I'm kind of on Diane Craven's side here - moving to Bali and all that. The guy was nuts enough to go get alopecia, after all. Still, it's delightful that "craven" means "cowardly".
Holy s**t. Dianne Craven totally trumps me for the crown of Ice Queen. That guy got freezer burned.
I live in alabama. I remember seeing this guy in a local publication called 'Mugshots' which I'm sure you can imagine what it contains. We all got a good laugh out of it. If you think about it though, if you're going to fake your death do you really want to go some where inhabited by people with an average IQ over 90? Certainly not, you want to be around people who don't have anything better to do than look at pictures of their friends after an arrest and cook meth. In all fairness though, Florida is a lot worse than Alabama. They may have Miami, Jacksonville and Orlando but they aren't even smart enough to navigate it. There is a reason there is a 'Florida' tag on Fark.
Create your Citizen and you will have the opportunity to develop your military, economy or political career. http://www.erepublik.com/en/referrer/Sirbeg
How could Bennie Wint have been that stupid?
My friends recommended me a very interesting place __AgelessFriends.com__ It's a nice and free place for Younger Women and Older Men, or Older Women and Younger Men, to interact with each other. Age gap is not a problem there. You may wanna check it out and tell your friends.
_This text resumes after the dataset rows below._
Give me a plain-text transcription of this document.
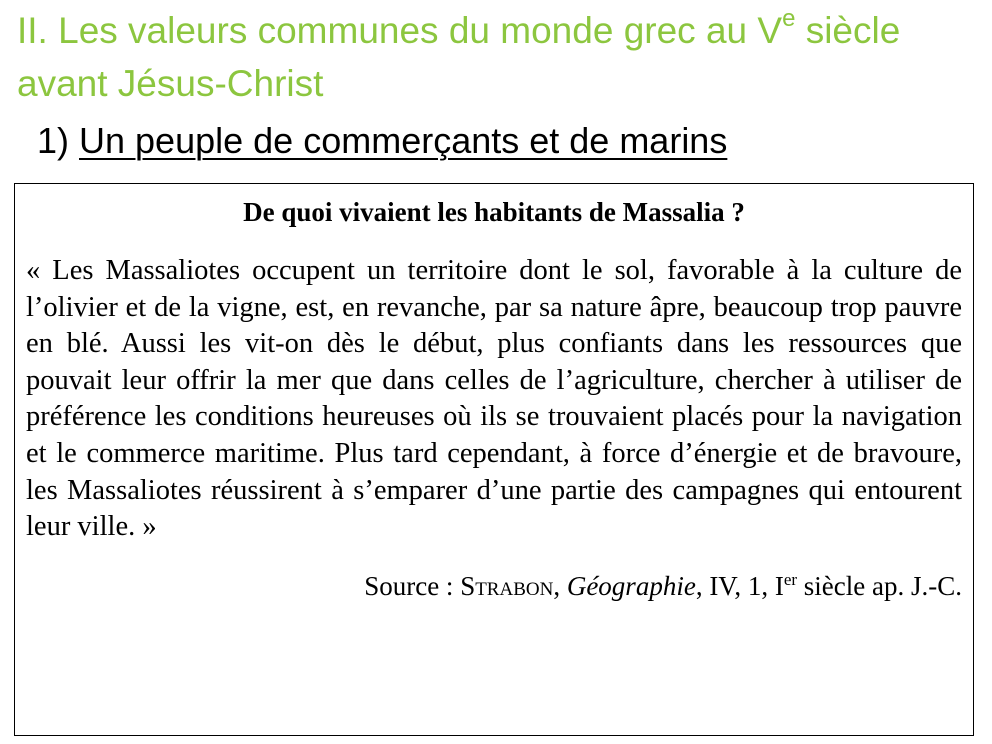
II. Les valeurs communes du monde grec au Ve siècle avant Jésus-Christ
1) Un peuple de commerçants et de marins

De quoi vivaient les habitants de Massalia ?

« Les Massaliotes occupent un territoire dont le sol, favorable à la culture de l’olivier et de la vigne, est, en revanche, par sa nature âpre, beaucoup trop pauvre en blé. Aussi les vit-on dès le début, plus confiants dans les ressources que pouvait leur offrir la mer que dans celles de l’agriculture, chercher à utiliser de préférence les conditions heureuses où ils se trouvaient placés pour la navigation et le commerce maritime. Plus tard cependant, à force d’énergie et de bravoure, les Massaliotes réussirent à s’emparer d’une partie des campagnes qui entourent leur ville. »

Source : Strabon, Géographie, IV, 1, Ier siècle ap. J.-C.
My friends recommended me a very interesting place __AgelessFriends.com__ It's a nice and free place for Younger Women and Older Men, or Older Women and Younger Men, to interact with each other. Age gap is not a problem there. You may wanna check it out and tell your friends.
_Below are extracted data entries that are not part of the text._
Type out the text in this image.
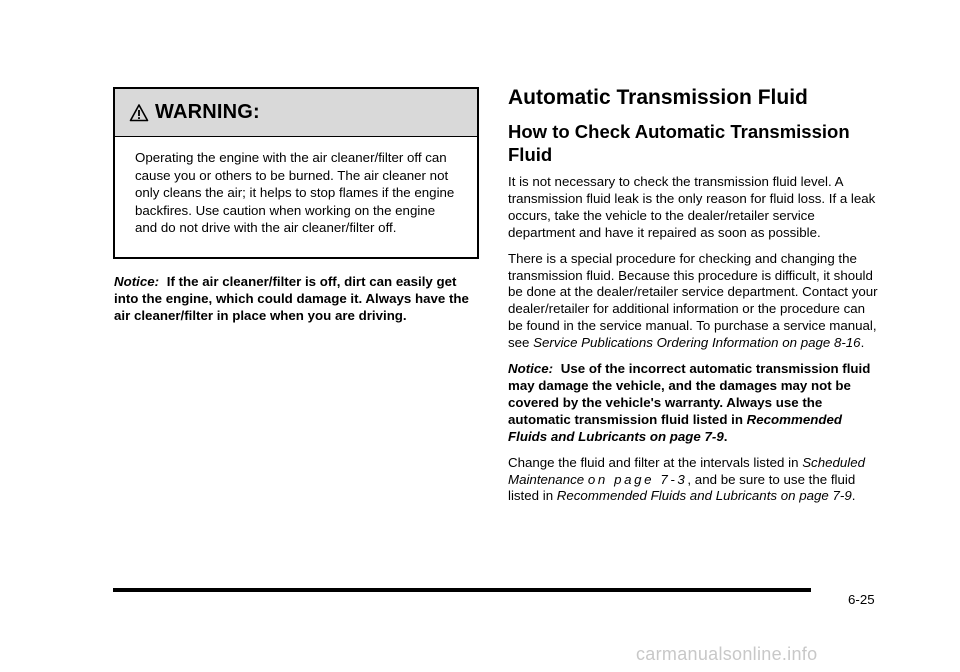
WARNING:
Operating the engine with the air cleaner/filter off can cause you or others to be burned. The air cleaner not only cleans the air; it helps to stop flames if the engine backfires. Use caution when working on the engine and do not drive with the air cleaner/filter off.
Notice: If the air cleaner/filter is off, dirt can easily get into the engine, which could damage it. Always have the air cleaner/filter in place when you are driving.
Automatic Transmission Fluid
How to Check Automatic Transmission Fluid

It is not necessary to check the transmission fluid level. A transmission fluid leak is the only reason for fluid loss. If a leak occurs, take the vehicle to the dealer/retailer service department and have it repaired as soon as possible.

There is a special procedure for checking and changing the transmission fluid. Because this procedure is difficult, it should be done at the dealer/retailer service department. Contact your dealer/retailer for additional information or the procedure can be found in the service manual. To purchase a service manual, see Service Publications Ordering Information on page 8-16.

Notice: Use of the incorrect automatic transmission fluid may damage the vehicle, and the damages may not be covered by the vehicle's warranty. Always use the automatic transmission fluid listed in Recommended Fluids and Lubricants on page 7-9.

Change the fluid and filter at the intervals listed in Scheduled Maintenance on page 7-3, and be sure to use the fluid listed in Recommended Fluids and Lubricants on page 7-9.

6-25
carmanualsonline.info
My friends recommended me a very interesting place __AgelessFriends.com__ It's a nice and free place for Younger Women and Older Men, or Older Women and Younger Men, to interact with each other. Age gap is not a problem there. You may wanna check it out and tell your friends.
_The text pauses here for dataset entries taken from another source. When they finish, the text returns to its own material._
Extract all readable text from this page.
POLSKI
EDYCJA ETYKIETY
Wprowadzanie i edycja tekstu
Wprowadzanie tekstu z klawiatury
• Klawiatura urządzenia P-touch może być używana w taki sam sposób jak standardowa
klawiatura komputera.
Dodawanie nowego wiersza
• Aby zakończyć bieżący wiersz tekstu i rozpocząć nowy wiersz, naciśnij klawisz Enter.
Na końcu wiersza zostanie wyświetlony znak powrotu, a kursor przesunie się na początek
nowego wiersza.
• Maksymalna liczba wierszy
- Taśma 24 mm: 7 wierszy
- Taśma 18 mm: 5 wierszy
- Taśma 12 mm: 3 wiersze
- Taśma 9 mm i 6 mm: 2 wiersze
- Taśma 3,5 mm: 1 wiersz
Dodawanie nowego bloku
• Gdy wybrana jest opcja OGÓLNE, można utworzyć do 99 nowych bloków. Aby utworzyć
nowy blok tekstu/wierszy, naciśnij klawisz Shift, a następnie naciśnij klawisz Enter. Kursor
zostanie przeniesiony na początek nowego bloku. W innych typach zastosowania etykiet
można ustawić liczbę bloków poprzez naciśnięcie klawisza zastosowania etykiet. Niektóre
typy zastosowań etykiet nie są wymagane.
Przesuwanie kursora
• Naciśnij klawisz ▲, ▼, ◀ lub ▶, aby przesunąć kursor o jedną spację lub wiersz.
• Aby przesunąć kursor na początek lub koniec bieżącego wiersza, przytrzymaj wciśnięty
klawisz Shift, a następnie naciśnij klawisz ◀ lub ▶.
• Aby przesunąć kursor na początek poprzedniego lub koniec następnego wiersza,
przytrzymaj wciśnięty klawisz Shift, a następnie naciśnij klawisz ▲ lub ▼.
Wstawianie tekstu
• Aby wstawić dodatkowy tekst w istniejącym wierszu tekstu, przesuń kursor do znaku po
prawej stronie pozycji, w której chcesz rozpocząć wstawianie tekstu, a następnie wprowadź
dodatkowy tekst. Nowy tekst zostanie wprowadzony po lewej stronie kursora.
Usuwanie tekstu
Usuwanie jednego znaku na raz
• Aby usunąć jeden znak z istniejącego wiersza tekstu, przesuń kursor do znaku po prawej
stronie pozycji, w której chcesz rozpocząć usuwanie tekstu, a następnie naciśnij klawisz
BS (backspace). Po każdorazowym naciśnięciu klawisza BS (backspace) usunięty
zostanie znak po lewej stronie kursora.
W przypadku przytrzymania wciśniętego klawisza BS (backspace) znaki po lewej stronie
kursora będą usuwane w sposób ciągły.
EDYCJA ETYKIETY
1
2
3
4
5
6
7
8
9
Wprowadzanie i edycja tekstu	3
Seriously Socran? You're going to nit-pick about grammar on Cracked?
You forgot Elvis. Sorry if I'm not the first to point that out.
What happened in that last paragraph there? You go from a funny, moderately wit-laden article that easily meets Cracked's standard of quality, into a stumbling mess of repeating the same joke 2.5 times, a quasi-run-on sentence, very awkward grammar issues ("I mean, seriously" should never be used when you're referring to yourself as "we"), the phrase "ridiculously out of whack", and an incredibly poorly-delivered "Location X is Hell" joke. I'm not trying to bash you or anything, I'm honestly curious about how an entire article's worth of flubs can all congregate in a single paragraph like that. Did that "dumbass" picture have something to do with it?
"abominable jesus", that's great work, whoever came up w/ that term deserves a medal
Wait, the Frasier dog died?! ...*sniff*
This is wrong, Jesus Christ should be at #1...
That brain hemorrhages Facebook group is real but we need more members http://www.facebook.com/group.php?gid=170960329478&ref=search&sid=764313694.731755016..1&v=wall
which are the nation's leading source of retarded rumors. f**k you, at least this one is plausible, whereas bigfoot is f**king retarded
WEAK...but not quite as weak as my one man fanbase lol...he should be around shortly to prove how important I am to his very existence
I must to go store for butter and cheese.
Alan Abel is awesome, and hells annoying at the same time. twinkle twinkle.